Supplementary Material for: The Bidirectional Casual Relationships between Chronic Inflammation and Intrinsic Capacity Decline: Insights from Mendelian Randomization Analysis

Background: Intrinsic capacity, encompassing locomotion, vitality, cognition, psychology, and sensory function, is a critical determinant of healthy aging, yet its association with inflammatory markers remains poorly understood due to confounding factors in observational studies. Objective: This study aimed to investigate the bidirectional causal relationships between chronic inflammation and intrinsic capacity decline using Mendelian randomization (MR). Methods: We conducted a bidirectional MR analysis using summary-level data from large-scale genome-wide association studies (GWAS). Genetic variants associated with five inflammatory markers [C-reactive protein (CRP), interleukin-1 receptor antagonist (IL-1RA), interleukin-6 (IL-6), tumor necrosis factor-alpha (TNF-α), and white blood cell count (WBC)] and intrinsic capacity domains were used as instrumental variables. The inverse-variance weighted method was employed as the primary analysis, supplemented by sensitivity analyses including MR-Egger, weighted median, and weighted mode. Results: Higher CRP levels were negatively associated with anxiety, hand grip strength, malnutrition, and usual walking pace, but positively associated with macular degeneration.

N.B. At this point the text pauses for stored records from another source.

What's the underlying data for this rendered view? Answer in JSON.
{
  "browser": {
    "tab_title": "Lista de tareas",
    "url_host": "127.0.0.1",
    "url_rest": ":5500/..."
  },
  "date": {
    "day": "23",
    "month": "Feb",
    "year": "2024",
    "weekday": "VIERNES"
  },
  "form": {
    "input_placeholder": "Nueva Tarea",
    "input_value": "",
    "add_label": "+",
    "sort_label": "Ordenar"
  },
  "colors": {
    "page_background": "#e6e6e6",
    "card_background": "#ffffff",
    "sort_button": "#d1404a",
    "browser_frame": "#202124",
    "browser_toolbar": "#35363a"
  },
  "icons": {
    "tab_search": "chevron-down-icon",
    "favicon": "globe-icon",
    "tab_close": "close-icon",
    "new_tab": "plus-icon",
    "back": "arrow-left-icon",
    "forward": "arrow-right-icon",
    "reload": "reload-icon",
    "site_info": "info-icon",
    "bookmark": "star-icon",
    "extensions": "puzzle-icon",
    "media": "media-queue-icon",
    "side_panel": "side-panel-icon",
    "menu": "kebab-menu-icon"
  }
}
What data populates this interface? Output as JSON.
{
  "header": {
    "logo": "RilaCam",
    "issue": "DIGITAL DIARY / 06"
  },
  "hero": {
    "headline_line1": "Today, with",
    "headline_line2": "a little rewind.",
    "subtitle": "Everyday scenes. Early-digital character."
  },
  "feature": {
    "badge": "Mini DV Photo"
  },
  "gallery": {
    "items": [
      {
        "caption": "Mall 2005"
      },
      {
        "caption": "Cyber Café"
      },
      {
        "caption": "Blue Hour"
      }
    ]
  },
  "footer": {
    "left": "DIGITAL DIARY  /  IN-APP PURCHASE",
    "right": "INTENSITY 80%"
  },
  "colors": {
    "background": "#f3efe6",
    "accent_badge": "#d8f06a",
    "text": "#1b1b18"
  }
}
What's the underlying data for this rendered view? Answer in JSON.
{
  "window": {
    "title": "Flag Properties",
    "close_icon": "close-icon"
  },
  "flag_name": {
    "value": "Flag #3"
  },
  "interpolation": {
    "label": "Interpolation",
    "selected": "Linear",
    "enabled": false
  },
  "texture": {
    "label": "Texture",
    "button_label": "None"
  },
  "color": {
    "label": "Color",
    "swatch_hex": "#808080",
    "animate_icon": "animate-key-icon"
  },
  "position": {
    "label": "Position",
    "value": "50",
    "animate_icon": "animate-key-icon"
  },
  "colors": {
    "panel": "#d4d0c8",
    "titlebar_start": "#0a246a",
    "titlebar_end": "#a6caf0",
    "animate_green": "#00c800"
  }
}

Elevated IL-1RA levels were associated with reduced cognitive performance, while higher WBC levels were linked to decreased hand grip strength and usual walking pace. Better cognitive performance, hand grip strength, and usual walking pace were associated with lower CRP and WBC levels. Sensitivity analyses confirmed the robustness of these findings. Conclusion: Our study provides robust evidence for bidirectional causal relationships between chronic inflammation and intrinsic capacity decline, highlighting inflammation as a potential target for interventions to promote healthy aging. Future research should explore these relationships in diverse populations and investigate therapeutic strategies to mitigate inflammation-related declines in intrinsic capacity.